Saturday, May 14, 2016

Trans Nonconformity

Just came across this article today - Telling Trans Stories Beyond 'Born in the Wrong Body' - from the excellent SSEX BBOX series and I wanted to share it with you, because it's something I believe in. Sharing trans stories is supposed to build awareness and create community, but we've constructed a stereotypical experience that ends up being limiting to all those out there that don't fit the mold of "being transgendered". We must be careful, when stepping outside of one box, not to simply create another around ourselves. People's genders and sexualities come in a rainbow of colors, and there are not just six (or even seven) colors in the rainbow. The rainbow is infinitely colorful!

"For the longest time, I didn’t think that I counted as trans because I thought you had to hate your body in order to be part of the trans community."

And what kind of a message is that? I support a new conception of "being transgendered" that doesn't rely on the gender binary, and celebrates the diversity of ways that a transgendered person can present themselves - their identity and their body - to the world. Whether that means adopting a male persona, a female persona, neither, both, something in between, or something else altogether.

"And with all this bathroom nonsense happening, I feel like the people who are going to be disproportionately affected are gender-nonconforming folks."

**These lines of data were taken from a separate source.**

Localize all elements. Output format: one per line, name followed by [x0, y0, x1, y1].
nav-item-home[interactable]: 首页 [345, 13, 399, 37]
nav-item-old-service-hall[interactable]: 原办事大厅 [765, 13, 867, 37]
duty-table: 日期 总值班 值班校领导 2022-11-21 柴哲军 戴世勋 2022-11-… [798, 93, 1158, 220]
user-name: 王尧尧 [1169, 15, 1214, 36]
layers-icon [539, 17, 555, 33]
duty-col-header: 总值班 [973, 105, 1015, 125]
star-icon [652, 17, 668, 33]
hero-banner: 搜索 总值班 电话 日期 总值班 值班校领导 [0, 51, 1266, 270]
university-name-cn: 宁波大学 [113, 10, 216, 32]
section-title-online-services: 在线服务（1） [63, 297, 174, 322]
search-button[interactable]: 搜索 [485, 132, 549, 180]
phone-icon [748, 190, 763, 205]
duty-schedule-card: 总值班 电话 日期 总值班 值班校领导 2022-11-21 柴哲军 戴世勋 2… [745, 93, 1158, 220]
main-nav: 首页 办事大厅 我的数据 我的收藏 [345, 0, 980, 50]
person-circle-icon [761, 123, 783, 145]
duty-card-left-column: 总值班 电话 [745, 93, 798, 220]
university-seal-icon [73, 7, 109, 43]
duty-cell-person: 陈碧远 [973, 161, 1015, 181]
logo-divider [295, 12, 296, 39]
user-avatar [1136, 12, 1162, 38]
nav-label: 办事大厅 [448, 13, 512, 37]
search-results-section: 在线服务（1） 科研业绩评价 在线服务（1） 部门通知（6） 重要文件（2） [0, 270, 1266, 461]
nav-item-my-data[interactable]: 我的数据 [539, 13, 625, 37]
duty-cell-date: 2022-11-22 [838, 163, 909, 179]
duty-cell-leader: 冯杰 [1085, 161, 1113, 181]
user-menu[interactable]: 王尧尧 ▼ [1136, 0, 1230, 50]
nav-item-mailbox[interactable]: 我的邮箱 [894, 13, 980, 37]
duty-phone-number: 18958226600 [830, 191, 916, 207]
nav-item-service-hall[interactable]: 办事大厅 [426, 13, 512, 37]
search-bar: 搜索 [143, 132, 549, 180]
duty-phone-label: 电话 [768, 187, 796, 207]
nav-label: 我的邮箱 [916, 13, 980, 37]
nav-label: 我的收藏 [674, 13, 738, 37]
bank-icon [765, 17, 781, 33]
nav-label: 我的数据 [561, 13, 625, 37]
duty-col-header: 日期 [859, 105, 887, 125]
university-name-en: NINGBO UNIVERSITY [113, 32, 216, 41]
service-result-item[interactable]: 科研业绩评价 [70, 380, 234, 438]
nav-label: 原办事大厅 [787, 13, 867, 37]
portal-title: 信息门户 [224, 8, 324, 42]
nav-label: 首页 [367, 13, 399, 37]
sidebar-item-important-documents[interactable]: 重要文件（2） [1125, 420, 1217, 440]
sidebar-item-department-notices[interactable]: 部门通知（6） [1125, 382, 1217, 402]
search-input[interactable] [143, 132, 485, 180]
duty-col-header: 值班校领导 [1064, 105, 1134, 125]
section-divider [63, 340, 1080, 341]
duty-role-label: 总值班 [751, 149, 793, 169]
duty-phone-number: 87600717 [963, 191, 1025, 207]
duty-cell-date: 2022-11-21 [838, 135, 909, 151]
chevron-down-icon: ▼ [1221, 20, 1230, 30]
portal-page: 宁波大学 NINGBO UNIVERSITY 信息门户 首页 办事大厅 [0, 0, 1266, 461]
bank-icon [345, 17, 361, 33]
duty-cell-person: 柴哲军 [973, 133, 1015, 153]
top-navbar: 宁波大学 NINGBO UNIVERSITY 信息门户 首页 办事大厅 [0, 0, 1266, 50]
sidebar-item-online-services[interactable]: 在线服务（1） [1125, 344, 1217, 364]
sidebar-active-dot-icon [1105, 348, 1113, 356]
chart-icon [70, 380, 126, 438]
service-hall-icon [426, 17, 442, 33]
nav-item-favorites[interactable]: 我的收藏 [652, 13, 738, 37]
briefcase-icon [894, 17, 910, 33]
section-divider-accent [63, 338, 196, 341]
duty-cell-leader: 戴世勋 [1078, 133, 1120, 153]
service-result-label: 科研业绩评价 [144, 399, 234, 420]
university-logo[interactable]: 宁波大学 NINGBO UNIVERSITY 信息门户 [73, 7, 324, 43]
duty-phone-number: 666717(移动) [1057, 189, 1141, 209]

This, absolutely this. Still tied to the gender binary. A or B. Male or female. What if you don't even know what your gender is? It's easy to say "let your genitals lead the way", but that doesn't make using the restroom any more comfortable or safer for nonconforming individuals. All these bigots who insist that you're either male or female, and you have to use this or that bathroom, are not simply being principled, they're actively supporting hostile environments for nonconformists. They're prioritizing the principle of conformity to a certain, arbitrary standard, over the comfort and safety of human beings just because they look or act different. This attitude is "natural" in a sense, and it's been popular for most of human history, but from an enlightened, humanitarian perspective, it's wrong - pure and simple.